Le graphique ci-dessous est un échantillonnage montrant les écarts considérables qui existent entre pays et groupes de pays. On voit à quel point certains continents sont encore loin des standards des pays occidentaux : remarquer par exemple la différence entre OCDE et non-OCDE (en pointillés), Chine et Inde, et surtout la position de l’Afrique (0,7 MWh/habitant en moyenne, dix fois moins que l’Allemagne). On retrouverait une hiérarchie peu différente concernant les consommations d’énergie en général, et d’autres indicateurs économiques.

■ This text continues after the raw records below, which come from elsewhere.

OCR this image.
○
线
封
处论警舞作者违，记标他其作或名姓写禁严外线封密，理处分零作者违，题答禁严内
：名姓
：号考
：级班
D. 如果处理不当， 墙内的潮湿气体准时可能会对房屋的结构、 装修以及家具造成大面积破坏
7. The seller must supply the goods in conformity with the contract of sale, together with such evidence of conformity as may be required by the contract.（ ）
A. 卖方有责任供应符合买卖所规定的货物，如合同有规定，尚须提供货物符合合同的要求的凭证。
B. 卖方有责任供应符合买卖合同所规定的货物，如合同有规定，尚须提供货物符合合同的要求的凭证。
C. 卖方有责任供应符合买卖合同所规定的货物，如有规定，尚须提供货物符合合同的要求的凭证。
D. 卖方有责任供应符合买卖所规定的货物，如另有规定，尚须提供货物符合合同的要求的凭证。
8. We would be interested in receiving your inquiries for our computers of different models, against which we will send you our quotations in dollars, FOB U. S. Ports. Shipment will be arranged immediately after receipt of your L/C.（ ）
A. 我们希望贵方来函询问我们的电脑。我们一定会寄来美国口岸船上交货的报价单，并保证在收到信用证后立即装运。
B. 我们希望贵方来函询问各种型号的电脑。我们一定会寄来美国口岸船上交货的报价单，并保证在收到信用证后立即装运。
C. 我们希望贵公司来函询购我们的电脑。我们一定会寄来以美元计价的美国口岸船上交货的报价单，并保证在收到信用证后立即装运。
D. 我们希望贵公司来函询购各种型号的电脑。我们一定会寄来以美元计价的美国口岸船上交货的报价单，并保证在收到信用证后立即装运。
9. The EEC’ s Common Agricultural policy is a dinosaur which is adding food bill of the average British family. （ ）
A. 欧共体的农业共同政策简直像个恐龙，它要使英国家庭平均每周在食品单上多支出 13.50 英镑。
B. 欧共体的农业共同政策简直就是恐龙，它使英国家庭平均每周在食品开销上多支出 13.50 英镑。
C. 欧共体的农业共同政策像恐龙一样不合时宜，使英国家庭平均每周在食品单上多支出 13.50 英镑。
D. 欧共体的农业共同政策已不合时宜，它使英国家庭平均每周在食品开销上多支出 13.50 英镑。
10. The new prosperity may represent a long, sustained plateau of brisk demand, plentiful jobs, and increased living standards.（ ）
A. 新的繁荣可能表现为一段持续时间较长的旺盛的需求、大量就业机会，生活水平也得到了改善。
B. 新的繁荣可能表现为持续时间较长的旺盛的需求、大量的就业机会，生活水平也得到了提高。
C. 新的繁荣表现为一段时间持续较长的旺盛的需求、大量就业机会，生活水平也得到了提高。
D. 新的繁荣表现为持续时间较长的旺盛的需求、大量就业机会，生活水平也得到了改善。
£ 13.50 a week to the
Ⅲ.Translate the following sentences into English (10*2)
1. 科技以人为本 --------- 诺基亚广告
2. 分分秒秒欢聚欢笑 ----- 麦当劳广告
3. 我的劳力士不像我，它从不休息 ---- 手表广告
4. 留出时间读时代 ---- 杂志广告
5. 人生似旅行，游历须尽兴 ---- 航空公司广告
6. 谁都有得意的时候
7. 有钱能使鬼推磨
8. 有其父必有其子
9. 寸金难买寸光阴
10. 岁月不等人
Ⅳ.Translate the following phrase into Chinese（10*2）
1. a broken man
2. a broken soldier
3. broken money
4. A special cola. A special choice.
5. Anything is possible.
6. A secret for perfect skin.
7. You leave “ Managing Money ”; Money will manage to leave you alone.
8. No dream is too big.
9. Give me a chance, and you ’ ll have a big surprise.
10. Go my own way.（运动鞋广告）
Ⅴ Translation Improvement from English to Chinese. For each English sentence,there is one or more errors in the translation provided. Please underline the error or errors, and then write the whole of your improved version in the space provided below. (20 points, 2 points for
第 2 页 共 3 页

Evolution de la production électrique par régions du monde.<
Le graphique ci-dessous illustre l’évolution de la production électrique entre 1990 et 2021. On voit que les pays de l’OCDE (à laquelle appartiennent presque tous les États de l’Union européenne) ont stabilisé leur production et leur consommation depuis une quinzaine d’années (l’OCDE est mise en évidence par une trame hachurée sur le graphique). La croissance se situe désormais au sein des pays en développement. La Chine a connu un progrès spectaculaire, au point que l’ensemble de sa population bénéficie maintenant d’un raccordement aux réseaux, avec une électricité généralement fiable autant que l’on sache. L’exemple de la Chine préfigure l’avenir.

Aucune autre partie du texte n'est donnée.